Tentando decifrar Dilma

Veiculado pelo Monitor Digital a partir de 9/9/13

Paulo Metri – conselheiro do Clube de Engenharia

No momento atual, as decisões ou colocações de autoridades governamentais, em busca insana de satisfação do grande capital, se atropelam.

Começaria lembrando que o ministro Edson Lobão acabou de decretar que o TCU não serve para nada e, portanto, sua decisão não precisa ser ouvida.

De longa data, ele não ouve nenhuma reivindicação dos movimentos sociais, como bom representante da oligarquia maranhense.

A diretora Magda Chambriard, entrando na competição com o ministro, declara que a Petrobras não precisa ser beneficiada pela lei 12.351, que a impõe como operadora de todos os blocos do Pré-Sal com 30% de participação.

Segundo ela, a Petrobras não tem “o problema número um das empresas de petróleo”, ou seja, a dificuldade de acesso às reservas.

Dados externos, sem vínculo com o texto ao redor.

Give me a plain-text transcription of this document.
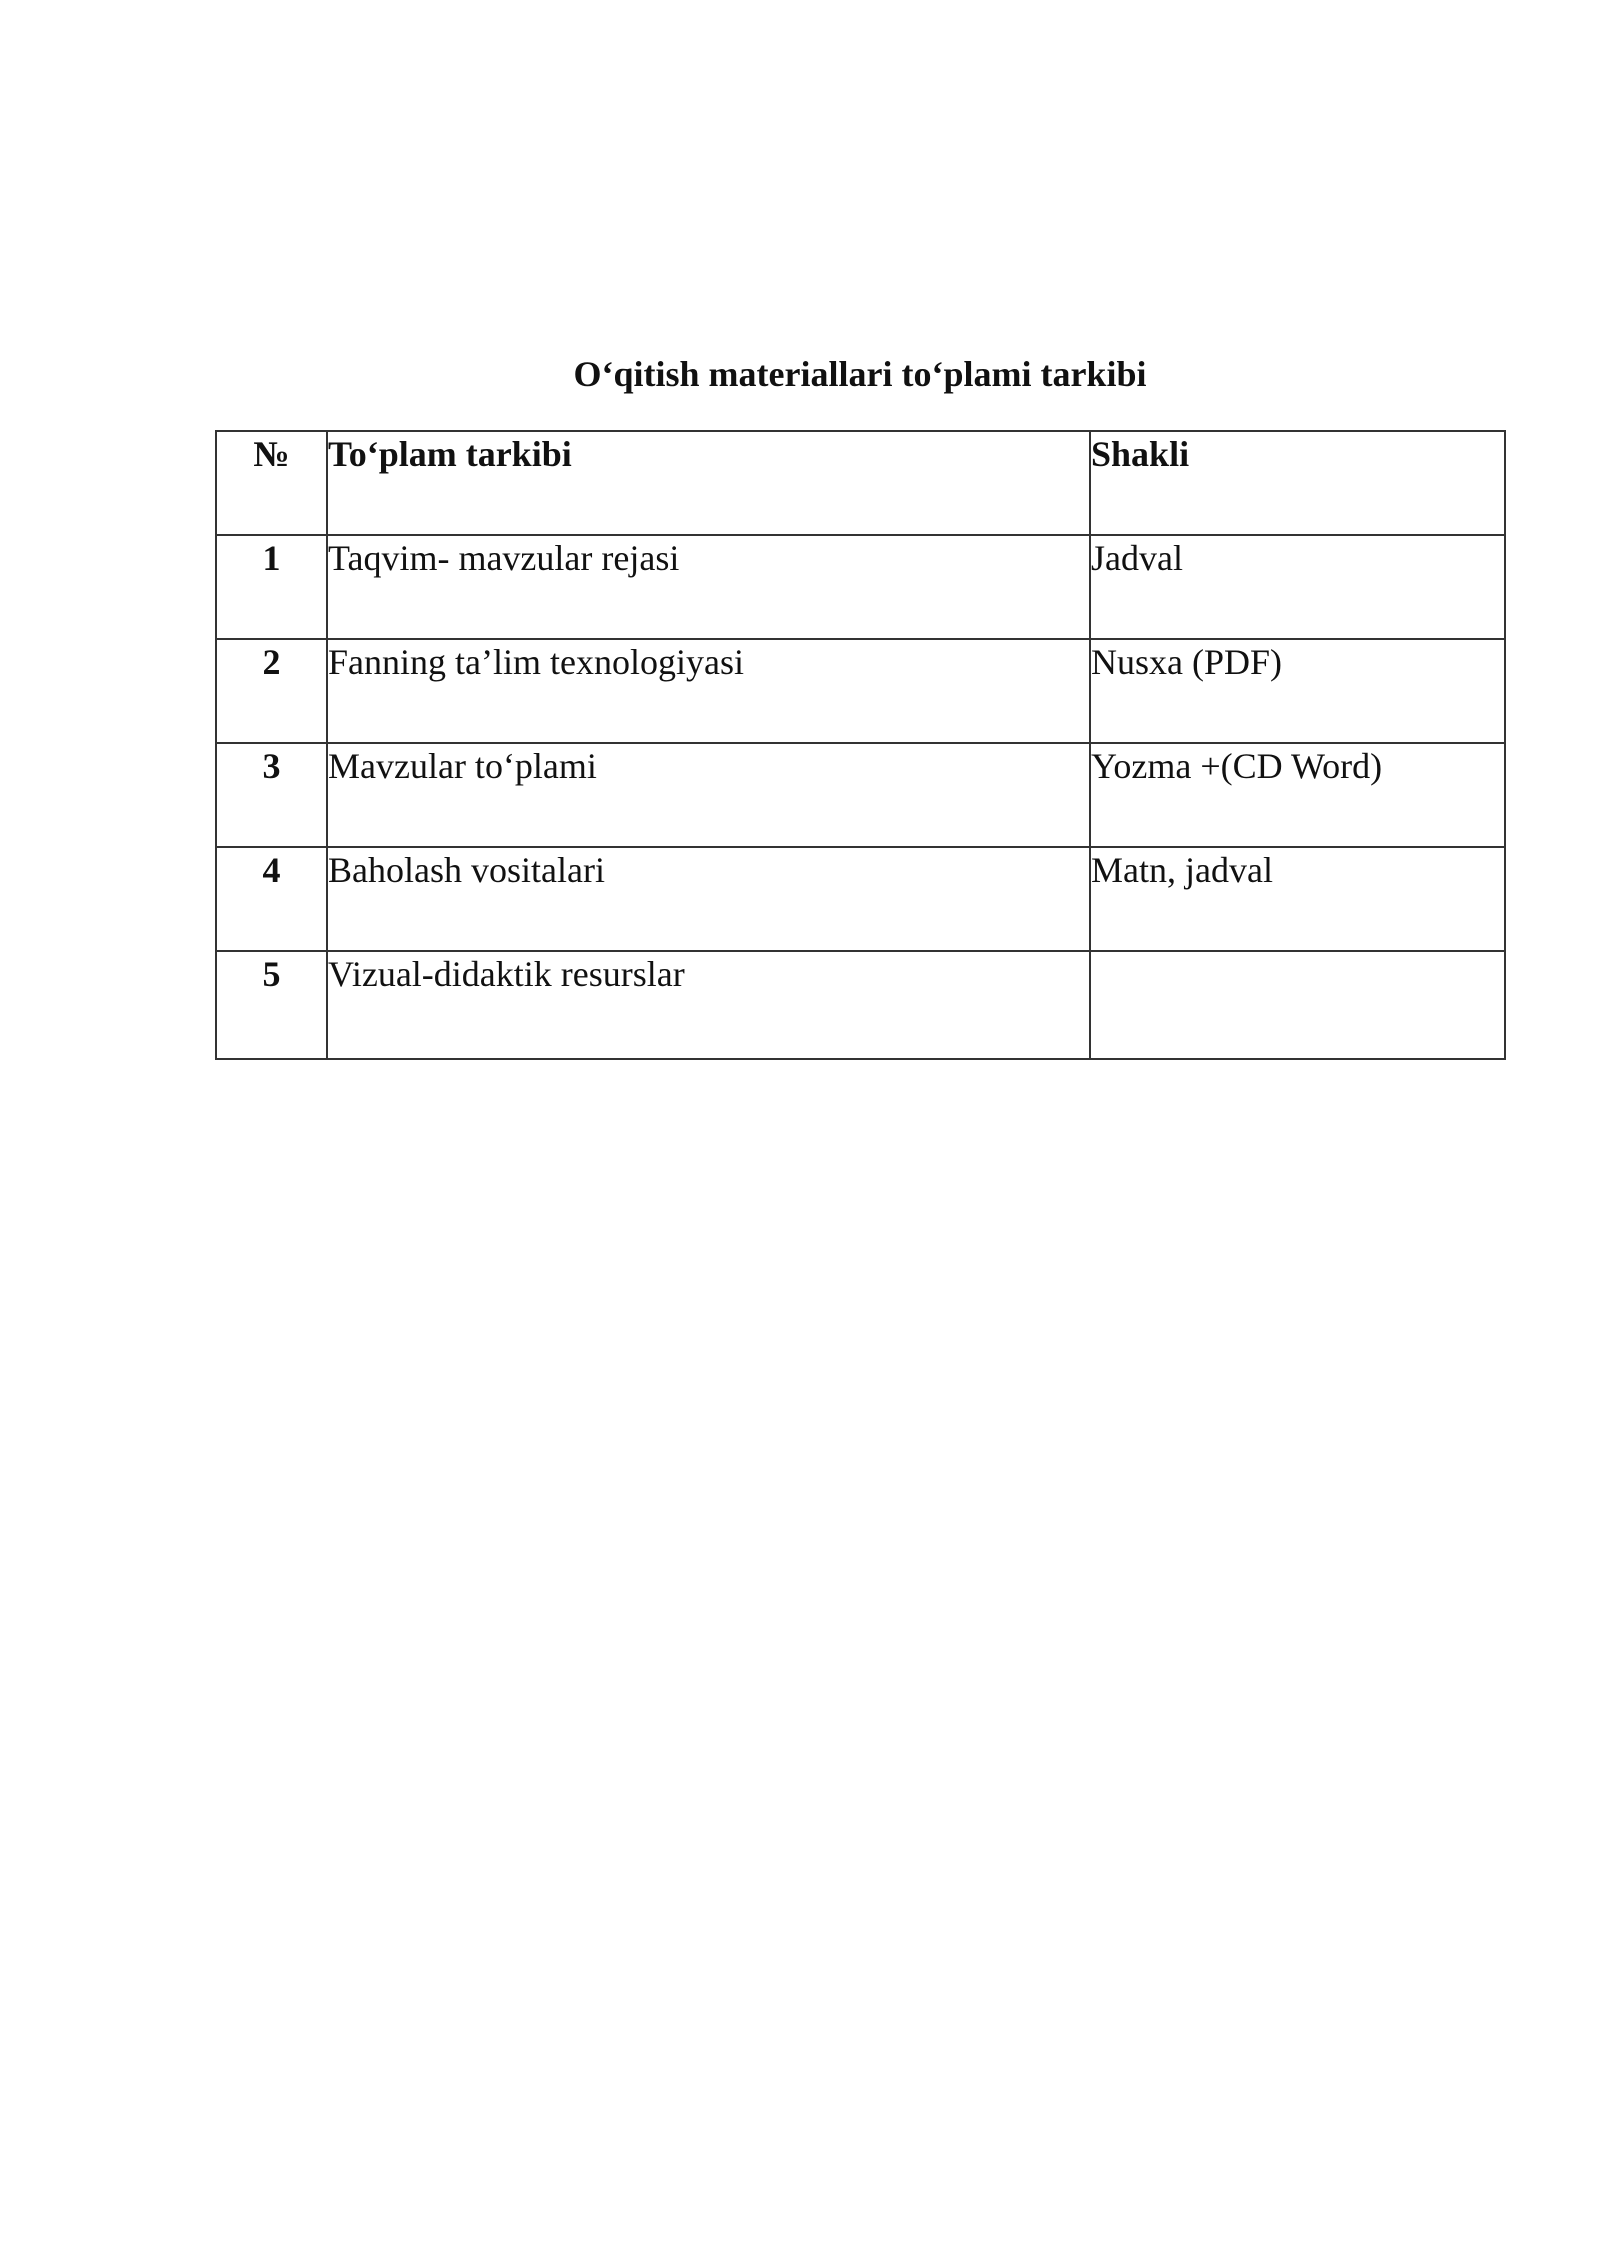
O‘qitish materiallari to‘plami tarkibi
№	To‘plam tarkibi	Shakli
1	Taqvim- mavzular rejasi	Jadval
2	Fanning ta’lim texnologiyasi	Nusxa (PDF)
3	Mavzular to‘plami	Yozma +(CD Word)
4	Baholash vositalari	Matn, jadval
5	Vizual-didaktik resurslar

Esta afirmação pode ter outra interpretação, pois a dificuldade de acesso para a Petrobras significa mais chance para as multinacionais ganharem maiores participações nos blocos.

Especulo que, se Aécio ou Serra ganhassem as eleições de 2014, só para efeito de raciocínio, Lobão e Chambriard poderiam pleitear continuar nos cargos e teriam total apoio das empresas estrangeiras.

Mas não devemos cometer, mais uma vez, o erro de demonizar autoridades de baixo escalão, enquanto o mandante fica com a reputação ilesa.

Não existe a hipótese de Lobão e Chambriard terem feito o que fizeram sem ter a aprovação da presidente Dilma.

Então, a pergunta certa é por que a presidente Dilma quer leiloar Libra a qualquer custo?

O leilão é desinteressante para a sociedade brasileira, mas há uma razão para a presidente cancelar este leilão sem nenhuma análise adicional.

Ela própria, a Petrobras e o Brasil foram espionados pelos Estados Unidos, para que, dentre outras razões, empresas norte-americanas ganhassem concorrências no Brasil, o que atinge cada brasileiro.

Trata-se de um desrespeito só imaginado para nações inimigas em tempo de guerra.

A cientista social Ana Esther Ceceña, do Instituto de Investigaciones Económicas do México, em trabalho para o II Fórum Social Mundial, afirma que: “após pesquisar em documentos do ‘Department of Defense’ (DoD) americano, os interesses vitais dos Estados Unidos, em torno dos quais se organiza toda a atividade deste Departamento, compreendem: (1) proteger a soberania, o território e a população dos Estados Unidos; (2) evitar a emergência de hegemones ou coalizões regionais hostis; …”.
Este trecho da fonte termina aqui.